This question is tagged "perl" as well as awk and sed and asks about a regular expression.
Find number in string and replace it
At what point do questions that are answered with programs move from our scope to SO?
This question is tagged "perl" as well as awk and sed and asks about a regular expression.
Find number in string and replace it
At what point do questions that are answered with programs move from our scope to SO?
It's a really fuzzy area.
On one hand, we can't retroactively judge a question as topical or not based on what kind of answers it gets. If a question is asked that appears on the surface to be topical, but then all the valid answers involve some programming, it's not suddenly off-topic. We can't expect a user to know beforehand the complete implications of the question they're asking. And if they're getting good answers here, ones that solve their problem, there is not a strong case for migration. Migration is only really useful when the answers they get here are poor, too general, not helpful, etc.
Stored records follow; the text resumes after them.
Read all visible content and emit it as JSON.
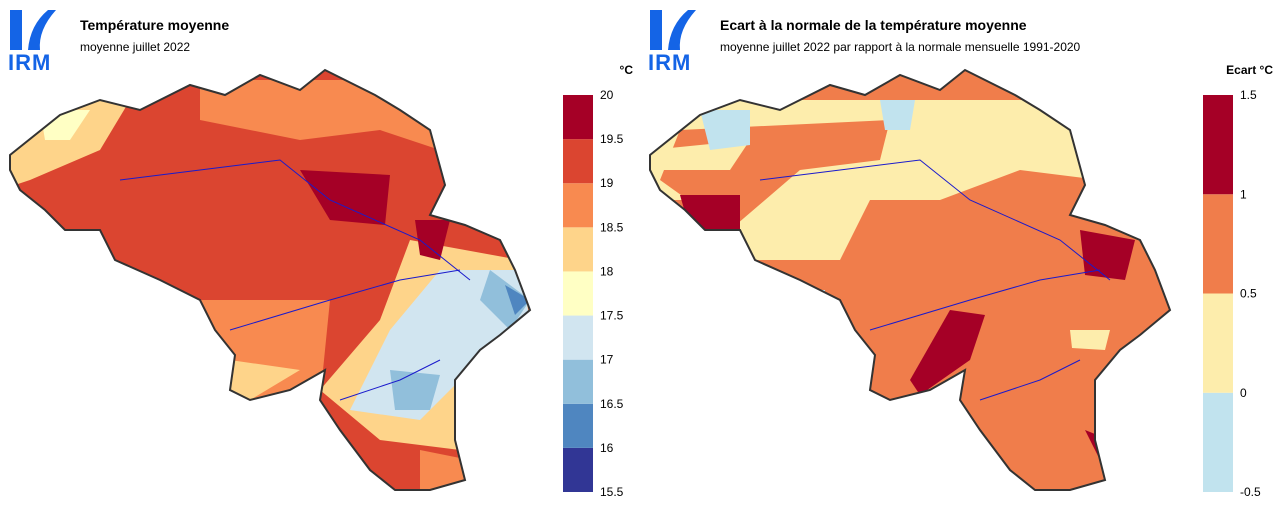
{
  "maps": [
    {
      "logo": "IRM",
      "title": "Température moyenne",
      "subtitle": "moyenne juillet 2022",
      "legend": {
        "unit": "°C",
        "ticks": [
          15.5,
          16,
          16.5,
          17,
          17.5,
          18,
          18.5,
          19,
          19.5,
          20
        ],
        "colors": [
          "#313695",
          "#4f86c0",
          "#91bfdb",
          "#d1e5f0",
          "#ffffc4",
          "#fed48a",
          "#f88a50",
          "#db4530",
          "#a50026"
        ]
      }
    },
    {
      "logo": "IRM",
      "title": "Ecart à la normale de la température moyenne",
      "subtitle": "moyenne juillet 2022 par rapport à la normale mensuelle 1991-2020",
      "legend": {
        "unit": "Ecart °C",
        "ticks": [
          -0.5,
          0,
          0.5,
          1,
          1.5
        ],
        "colors": [
          "#c1e3ee",
          "#fdedac",
          "#f07d4b",
          "#a50026"
        ]
      }
    }
  ]
}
On the other hand, questions that themselves ask about actual programming languages (how do I do X in Python, Bash, etc.), are more likely to be considered off-topic and migrated to SO. If the question contains either significant code (in some programming language) or a request for code in some specific language(s), it's clear that the querant understands that this is the domain of programmers or at least sysadmins, and not so much power users.
If it were me, the original question you posted would've been voted close to migrate to SO, but the OP has already accepted an answer, so it's clear that the subject matter was in the area of expertise of SU users. It makes almost zero sense to migrate a question with an accepted answer to another site, especially if the user is completely satisfied with that answer.
Migration due to better-suitedness of a topic to SO is primarily reserved, in my mind, for questions that get very poor answers (or no answers at all) on SU, and for whom the subject matter is pretty clearly applicable to SO. And the question can't be crap, either: electronic fecal matter only flows in one direction on the StackExchange network; from SO to other sites.... but if we do our job (and we generally do), not in the opposite direction.